Como o sargento. Brody no aclamado show Homeland , um prisioneiro de guerra sofre o trauma adicional de se tornar um refém, destituído do livre arbítrio e da identidade individual, todos sob constante ameaça de tortura e morte. O colapso do self, mesclado com o desejo de sobreviver, às vezes torna os reféns vulneráveis ​​à Síndrome de Estocolmo (como aconteceu com Brody). Em outros casos, aumenta a resistência e resistência do ego de uma pessoa, como no caso dos prisioneiros de Hanoi Hilton, ou o desafio inspirador de Michelle Knight. Tudo depende das circunstâncias individuais e do grau de trauma e de características pré-existentes, como nível de escolaridade, antecedentes familiares, traumas preexistentes e condições de saúde mental e muito mais.

Nossas forças armadas seguem um protocolo oficial de reintegração de três fases para prisioneiros de guerra e também a oferece a reféns civis (como os contratados civis americanos libertados de um grupo terrorista na Colômbia em 2008). Fase 1 envolve um exame médico e psiquiátrico completo para verificar e tratar quaisquer lesões agudas ou condições iminentes de risco de vida. A fase 2 envolve a “descompressão”, na qual o cuidado subagudo começa, como os cuidados nutricionais e odontológicos, e o aconselhamento psicológico para discutir e discutir os eventos em um ambiente protegido. A ideia é restaurar gradualmente a sensação de rotina e normalidade, o que leva de alguns dias a semanas, dependendo do indivíduo. A fase 3 é o movimento para retornar à vida de fora, com o apoio contínuo de uma equipe de tratamento multidisciplinar, onde a pessoa volta a viver com a família e / ou retorna ao trabalho e transita de volta para a vida cotidiana independente. Esta fase pode levar meses ou mais. Por relatos recentes de seu retorno ao trabalho e movendo-se em quartos em sua base, parece o sargento. Bergdahl passou para a fase 3.

Sem tomar medidas graduais, um indivíduo está em maior risco de prolongada PTSD e depressão. Sem ajuda, pode não haver oportunidade de processar em uma taxa confortável a nova enxurrada de estímulos do mundo exterior, incluindo a súbita re-intimidade da família e dos amigos (retratada pelo desajeitado retorno de Brody com sua esposa e filhos subitamente crescidos). em Homeland ou no emocionante clássico de 1946 do Oscar Os Melhores Anos de Nossa Vida ), e o passado de flashbacks e memórias trágicas da exposição ao trauma, carregada sozinha como um fardo pesado na mente do prisioneiro de guerra por tanto tempo. Alienação e isolamento mais profundos podem acompanhar as chances aumentadas de suicídio e abuso de substâncias.
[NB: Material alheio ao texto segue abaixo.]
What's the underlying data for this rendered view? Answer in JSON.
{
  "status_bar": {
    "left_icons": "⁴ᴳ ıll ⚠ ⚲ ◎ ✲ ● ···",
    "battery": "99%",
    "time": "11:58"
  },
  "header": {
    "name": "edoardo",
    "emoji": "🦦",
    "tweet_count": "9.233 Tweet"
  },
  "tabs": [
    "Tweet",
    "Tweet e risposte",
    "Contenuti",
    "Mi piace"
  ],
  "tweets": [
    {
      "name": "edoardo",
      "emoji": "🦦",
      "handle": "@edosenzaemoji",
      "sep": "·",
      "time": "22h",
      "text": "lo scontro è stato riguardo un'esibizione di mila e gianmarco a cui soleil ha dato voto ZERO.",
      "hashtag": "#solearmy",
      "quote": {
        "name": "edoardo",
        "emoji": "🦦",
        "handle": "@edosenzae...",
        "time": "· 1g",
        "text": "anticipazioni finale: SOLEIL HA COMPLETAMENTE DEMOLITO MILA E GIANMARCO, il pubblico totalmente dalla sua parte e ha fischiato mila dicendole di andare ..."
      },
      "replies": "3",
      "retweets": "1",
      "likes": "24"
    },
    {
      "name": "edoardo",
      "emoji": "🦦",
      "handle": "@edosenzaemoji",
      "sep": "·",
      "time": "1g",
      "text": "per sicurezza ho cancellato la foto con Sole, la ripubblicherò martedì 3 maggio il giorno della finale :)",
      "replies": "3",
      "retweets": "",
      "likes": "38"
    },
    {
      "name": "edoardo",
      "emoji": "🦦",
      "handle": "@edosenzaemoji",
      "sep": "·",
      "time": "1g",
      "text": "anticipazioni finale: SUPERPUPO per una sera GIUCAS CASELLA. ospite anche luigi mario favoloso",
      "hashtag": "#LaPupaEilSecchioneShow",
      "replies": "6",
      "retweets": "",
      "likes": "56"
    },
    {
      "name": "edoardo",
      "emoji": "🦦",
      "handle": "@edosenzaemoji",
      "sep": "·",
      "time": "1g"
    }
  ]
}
A confusão moral da controvérsia da deserção provavelmente complicará a recuperação e o prognóstico de Bergdahl. Sua situação incomum provavelmente levará ao estresse adicional de julgamento e condenação de muitos, incluindo seus pares militares, bem como o público em geral.

Do ponto de vista de um médico ou terapeuta, porém, não seria meu lugar julgar, mas curar uma pessoa quebrada da melhor maneira possível. Em geral, todos nós precisamos nos manter informados e compassivos sobre os problemas de saúde mental e os estressores que nossos militares enfrentam, para defender o acesso mais fácil aos cuidados de saúde mental e para encorajar nossos colegas e entes queridos a procurar ajuda para seus problemas em vez de ignorando ou culpando-os. Pois além daqueles que também estiveram em combate, quem somos nós para julgar o que cada um de nós faria diante do indescritível dia a dia?

(Este artigo foi publicado pela primeira vez no The Daily Beast em 19 de julho de 2014.)